Das Wichtigste in Kürze:
* Expansion: 1 Milliarde US-Dollar fließt in den Ausbau der US-Infrastruktur.
* Treiber: KI und Rechenzentren sorgen für enormen Energiehunger.
* Strategie: CEO Bruch nennt Forderungen nach Gamesa-Abspaltung "berechtigt".
* Performance: Die Aktie liegt auf 12-Monats-Sicht über 187 % im Plus.

Der KI-Boom als Wachstumsmotor

Der Energietechnikkonzern will massiv von der Digitalisierungswelle in den USA profitieren. Im Zentrum der Strategie steht der Bau einer neuen Fabrik im Bundesstaat Mississippi. Dort sollen künftig Transformatoren und Netzkomponenten gefertigt werden – Bauteile, die für die moderne Stromversorgung unverzichtbar sind.

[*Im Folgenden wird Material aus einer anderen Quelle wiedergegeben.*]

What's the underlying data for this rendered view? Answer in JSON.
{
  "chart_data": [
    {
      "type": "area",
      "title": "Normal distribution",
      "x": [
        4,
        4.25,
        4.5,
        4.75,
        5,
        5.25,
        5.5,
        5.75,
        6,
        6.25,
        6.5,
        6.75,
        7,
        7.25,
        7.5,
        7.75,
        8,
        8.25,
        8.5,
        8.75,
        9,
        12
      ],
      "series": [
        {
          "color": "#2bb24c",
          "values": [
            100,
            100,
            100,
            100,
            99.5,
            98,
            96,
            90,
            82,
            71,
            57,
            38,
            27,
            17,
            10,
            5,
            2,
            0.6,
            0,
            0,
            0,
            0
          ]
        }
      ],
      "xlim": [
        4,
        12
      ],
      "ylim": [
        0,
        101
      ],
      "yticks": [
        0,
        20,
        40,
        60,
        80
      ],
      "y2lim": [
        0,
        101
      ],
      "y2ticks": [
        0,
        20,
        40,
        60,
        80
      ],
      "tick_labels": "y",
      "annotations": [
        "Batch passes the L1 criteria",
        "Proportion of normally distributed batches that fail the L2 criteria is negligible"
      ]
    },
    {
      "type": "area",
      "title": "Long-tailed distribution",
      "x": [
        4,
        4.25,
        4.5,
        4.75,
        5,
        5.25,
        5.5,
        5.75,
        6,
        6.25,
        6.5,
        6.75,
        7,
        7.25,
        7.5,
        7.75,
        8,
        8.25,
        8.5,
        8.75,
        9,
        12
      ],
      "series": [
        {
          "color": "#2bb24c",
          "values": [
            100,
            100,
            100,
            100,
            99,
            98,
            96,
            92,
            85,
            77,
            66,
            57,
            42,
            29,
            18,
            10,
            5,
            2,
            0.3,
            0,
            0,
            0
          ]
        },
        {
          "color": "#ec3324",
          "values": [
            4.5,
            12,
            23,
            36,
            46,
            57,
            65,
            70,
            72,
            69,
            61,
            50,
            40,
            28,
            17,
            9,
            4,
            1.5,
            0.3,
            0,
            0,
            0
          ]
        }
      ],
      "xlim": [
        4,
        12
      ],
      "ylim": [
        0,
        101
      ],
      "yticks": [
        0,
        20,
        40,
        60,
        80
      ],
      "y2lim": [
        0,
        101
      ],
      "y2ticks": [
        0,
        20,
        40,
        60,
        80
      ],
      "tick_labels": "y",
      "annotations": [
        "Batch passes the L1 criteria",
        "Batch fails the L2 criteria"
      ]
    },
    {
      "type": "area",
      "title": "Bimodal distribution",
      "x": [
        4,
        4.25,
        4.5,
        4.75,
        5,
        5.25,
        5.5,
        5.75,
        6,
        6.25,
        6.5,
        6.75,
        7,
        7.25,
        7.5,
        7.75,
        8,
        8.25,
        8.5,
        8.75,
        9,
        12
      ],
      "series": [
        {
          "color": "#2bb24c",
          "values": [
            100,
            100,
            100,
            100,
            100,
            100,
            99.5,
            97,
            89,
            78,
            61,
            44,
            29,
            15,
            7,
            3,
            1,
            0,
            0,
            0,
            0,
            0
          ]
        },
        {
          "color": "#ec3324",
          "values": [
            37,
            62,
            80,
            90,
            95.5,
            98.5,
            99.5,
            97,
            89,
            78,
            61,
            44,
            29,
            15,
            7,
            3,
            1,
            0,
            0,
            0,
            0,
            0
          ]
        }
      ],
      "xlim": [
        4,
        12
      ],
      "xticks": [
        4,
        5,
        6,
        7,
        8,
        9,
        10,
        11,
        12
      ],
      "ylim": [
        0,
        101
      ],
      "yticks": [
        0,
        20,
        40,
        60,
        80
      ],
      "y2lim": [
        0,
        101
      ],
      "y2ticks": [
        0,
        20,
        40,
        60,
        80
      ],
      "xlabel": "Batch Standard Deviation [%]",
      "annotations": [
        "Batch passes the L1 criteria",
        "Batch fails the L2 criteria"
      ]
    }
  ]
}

Triebfeder für diesen Schritt ist der enorme Energiebedarf von Rechenzentren, befeuert durch den rasanten Ausbau Künstlicher Intelligenz. Die USA hatten bereits im vergangenen Jahr den größten Auftragseingang verzeichnet. Mit der Milliarden-Investition positioniert sich Siemens Energy nun direkt vor Ort, um diese Nachfrage ohne Lieferengpässe bedienen zu können.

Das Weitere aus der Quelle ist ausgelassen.